Now with Thompson in custody, prosecutors are trying to paint a broader picture of the cyber-criminal, perhaps in a move to increase or deny bail.
News breaking in CNET today cites a prosecutor memo that accused Thompson of hitting more than 30 other businesses along with Capital One.
The prosecutor’s memo didn’t name these other companies, but it did also take a more sensational tack as well, describing Thompson as a danger to herself and others.
According to prosecutors, she reportedly made threats to of gun violence and talked about committing ‘suicide by cop.’
Prosecutors also pointed to a restraining order that was part of her record in the past.
Relevant to the kinds of exposés we often hear after criminal behavior, prosecutors also said Thompson’s roommate had a stockpile of over 14 guns, despite a prior felony conviction that disqualified him from owning firearms. Prosecutors seem to want to make the jump to concluding that if Thompson had wanted to do something violent, she could have easily accessed quite a large arsenal. That’s a bit “minority report” for those who don’t want to take prosecutor announcements without large grains of salt, but it does show a troubling atmosphere surrounding some pretty brash hacking.

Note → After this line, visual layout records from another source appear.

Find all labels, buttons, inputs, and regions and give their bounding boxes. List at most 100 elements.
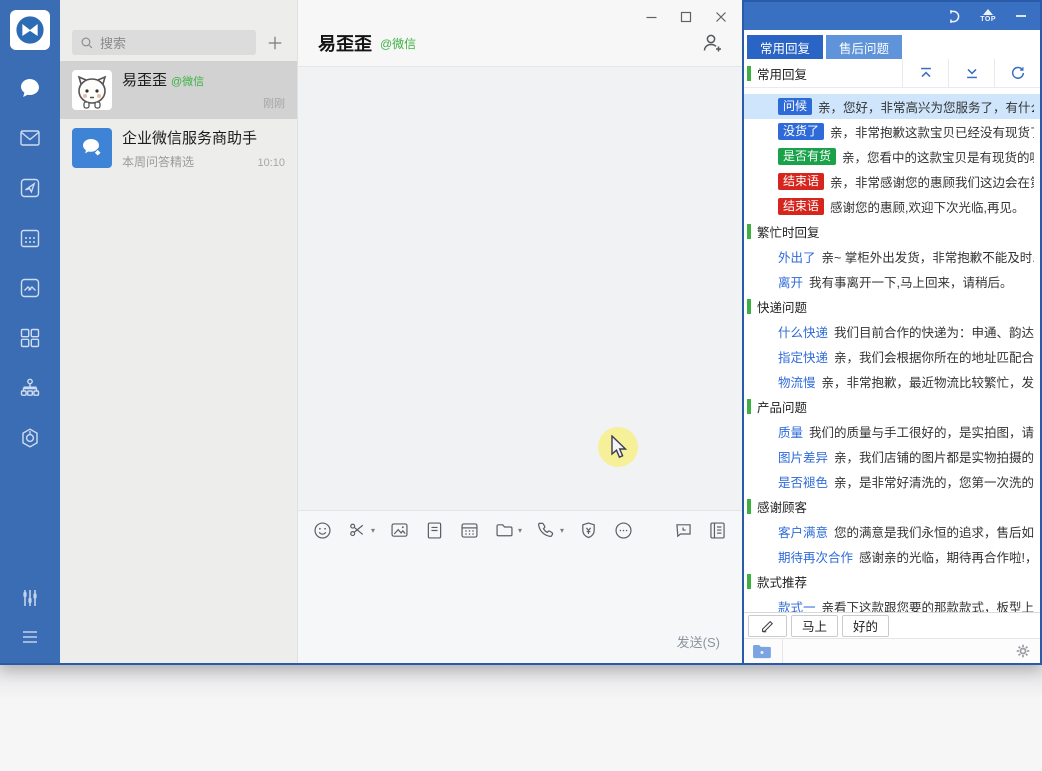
minus-icon xyxy=(1014,9,1028,23)
sliders-icon[interactable] xyxy=(18,586,42,610)
chat-window: 易歪歪 @微信 xyxy=(297,0,742,663)
workbench-icon[interactable] xyxy=(18,176,42,200)
reply-label[interactable]: 指定快递 xyxy=(778,347,828,366)
menu-icon[interactable] xyxy=(18,625,42,649)
reply-section-title: 常用回复 xyxy=(757,64,807,83)
message-area[interactable] xyxy=(298,67,742,510)
avatar xyxy=(72,128,112,168)
reply-item[interactable]: 客户满意您的满意是我们永恒的追求，售后如... xyxy=(744,519,1040,544)
send-button[interactable]: 发送(S) xyxy=(677,632,720,651)
close-button[interactable] xyxy=(714,10,728,24)
reply-group-header[interactable]: 繁忙时回复 xyxy=(744,219,1040,244)
settings-button[interactable] xyxy=(1014,642,1040,660)
collapse-all-button[interactable] xyxy=(902,59,948,87)
reply-label[interactable]: 物流慢 xyxy=(778,372,816,391)
minimize-button[interactable] xyxy=(644,10,658,24)
reply-label[interactable]: 没货了 xyxy=(778,123,824,140)
reply-item[interactable]: 什么快递我们目前合作的快递为：申通、韵达... xyxy=(744,319,1040,344)
emoji-button[interactable] xyxy=(312,520,333,541)
scissors-icon xyxy=(347,520,368,541)
quick-phrase-button[interactable]: 马上 xyxy=(791,615,838,637)
chat-history-icon xyxy=(673,520,694,541)
reply-group-header[interactable]: 感谢顾客 xyxy=(744,494,1040,519)
refresh-button[interactable] xyxy=(994,59,1040,87)
reply-item[interactable]: 问候亲，您好，非常高兴为您服务了，有什么... xyxy=(744,94,1040,119)
reply-text: 我们的质量与手工很好的，是实拍图，请... xyxy=(809,422,1034,441)
reply-item[interactable]: 物流慢亲，非常抱歉，最近物流比较繁忙，发... xyxy=(744,369,1040,394)
reply-text: 亲，我们会根据你所在的地址匹配合... xyxy=(834,347,1034,366)
reply-text: 感谢亲的光临，期待再合作啦!，... xyxy=(859,547,1034,566)
reply-label[interactable]: 结束语 xyxy=(778,198,824,215)
file-button[interactable] xyxy=(424,520,445,541)
image-icon xyxy=(389,520,410,541)
reply-group-header[interactable]: 产品问题 xyxy=(744,394,1040,419)
search-placeholder: 搜索 xyxy=(100,33,126,52)
reply-item[interactable]: 是否有货亲，您看中的这款宝贝是有现货的呢... xyxy=(744,144,1040,169)
reply-item[interactable]: 没货了亲，非常抱歉这款宝贝已经没有现货了... xyxy=(744,119,1040,144)
edit-phrase-button[interactable] xyxy=(748,615,787,637)
reply-item[interactable]: 款式一亲看下这款跟您要的那款款式，板型上... xyxy=(744,594,1040,612)
workspace-icon[interactable] xyxy=(18,426,42,450)
notes-button[interactable] xyxy=(707,520,728,541)
add-chat-button[interactable] xyxy=(265,33,285,53)
group-color-bar xyxy=(747,574,751,589)
reply-label[interactable]: 是否有货 xyxy=(778,148,836,165)
reply-text: 亲，非常感谢您的惠顾我们这边会在第... xyxy=(830,172,1034,191)
reply-text: 我有事离开一下,马上回来，请稍后。 xyxy=(809,272,1034,291)
reply-item[interactable]: 结束语亲，非常感谢您的惠顾我们这边会在第... xyxy=(744,169,1040,194)
schedule-button[interactable] xyxy=(459,520,480,541)
mail-icon[interactable] xyxy=(18,126,42,150)
reply-label[interactable]: 离开 xyxy=(778,272,803,291)
add-member-button[interactable] xyxy=(700,31,724,55)
call-button[interactable]: ▾ xyxy=(536,520,564,541)
reply-label[interactable]: 是否褪色 xyxy=(778,472,828,491)
chat-history-button[interactable] xyxy=(673,520,694,541)
pin-on-top-button[interactable]: TOP xyxy=(980,9,996,23)
reply-item[interactable]: 期待再次合作感谢亲的光临，期待再合作啦!，... xyxy=(744,544,1040,569)
screenshot-button[interactable]: ▾ xyxy=(347,520,375,541)
reply-item[interactable]: 外出了亲~ 掌柜外出发货，非常抱歉不能及时... xyxy=(744,244,1040,269)
assistant-minimize-button[interactable] xyxy=(1014,9,1028,23)
chat-list-item-yiwaiwai[interactable]: 易歪歪 @微信 刚刚 xyxy=(60,61,297,119)
reply-item[interactable]: 图片差异亲，我们店铺的图片都是实物拍摄的... xyxy=(744,444,1040,469)
message-input[interactable] xyxy=(298,541,742,632)
maximize-button[interactable] xyxy=(679,10,693,24)
folder-button[interactable]: ▾ xyxy=(494,520,522,541)
magnet-dock-button[interactable] xyxy=(945,8,962,25)
group-color-bar xyxy=(747,224,751,239)
reply-label[interactable]: 图片差异 xyxy=(778,447,828,466)
reply-label[interactable]: 质量 xyxy=(778,422,803,441)
reply-label[interactable]: 问候 xyxy=(778,98,812,115)
reply-label[interactable]: 款式一 xyxy=(778,597,816,612)
tab-aftersales-questions[interactable]: 售后问题 xyxy=(826,35,902,59)
chat-icon[interactable] xyxy=(18,76,42,100)
reply-label[interactable]: 客户满意 xyxy=(778,522,828,541)
app-logo xyxy=(10,10,50,50)
gallery-icon[interactable] xyxy=(18,276,42,300)
org-icon[interactable] xyxy=(18,376,42,400)
reply-item[interactable]: 是否褪色亲，是非常好清洗的，您第一次洗的... xyxy=(744,469,1040,494)
chat-list-item-service-assistant[interactable]: 企业微信服务商助手 本周问答精选 10:10 xyxy=(60,119,297,177)
reply-label[interactable]: 结束语 xyxy=(778,173,824,190)
reply-label[interactable]: 期待再次合作 xyxy=(778,547,853,566)
reply-group-header[interactable]: 快递问题 xyxy=(744,294,1040,319)
reply-label[interactable]: 什么快递 xyxy=(778,322,828,341)
triangle-up-icon xyxy=(983,9,993,15)
search-input[interactable]: 搜索 xyxy=(72,30,256,55)
reply-group-header[interactable]: 款式推荐 xyxy=(744,569,1040,594)
quick-phrase-button[interactable]: 好的 xyxy=(842,615,889,637)
reply-item[interactable]: 质量我们的质量与手工很好的，是实拍图，请... xyxy=(744,419,1040,444)
expand-all-button[interactable] xyxy=(948,59,994,87)
apps-icon[interactable] xyxy=(18,326,42,350)
phrase-library-button[interactable] xyxy=(752,639,783,663)
reply-item[interactable]: 指定快递亲，我们会根据你所在的地址匹配合... xyxy=(744,344,1040,369)
calendar-icon[interactable] xyxy=(18,226,42,250)
tab-common-replies[interactable]: 常用回复 xyxy=(747,35,823,59)
reply-item[interactable]: 离开我有事离开一下,马上回来，请稍后。 xyxy=(744,269,1040,294)
reply-item[interactable]: 结束语感谢您的惠顾,欢迎下次光临,再见。 xyxy=(744,194,1040,219)
reply-text: 感谢您的惠顾,欢迎下次光临,再见。 xyxy=(830,197,1034,216)
more-button[interactable] xyxy=(613,520,634,541)
red-packet-button[interactable] xyxy=(578,520,599,541)
image-button[interactable] xyxy=(389,520,410,541)
reply-label[interactable]: 外出了 xyxy=(778,247,816,266)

For more on who Paige Thompson is, you can go to venues like Heavy to find out about her use of the moniker “erratic” and the erratic nature of her transgression – meanwhile, the case will be winding its way through the courts.
The more financial details of this case are going to shake out slowly. We’ll keep an eye on the details of the data breach as they emerge in court documents, because the Capital One hack was one of the more prominent data breach events this year. Companies are getting better at circling the wagons and protecting sensitive data – but hackers are also out there upping their games.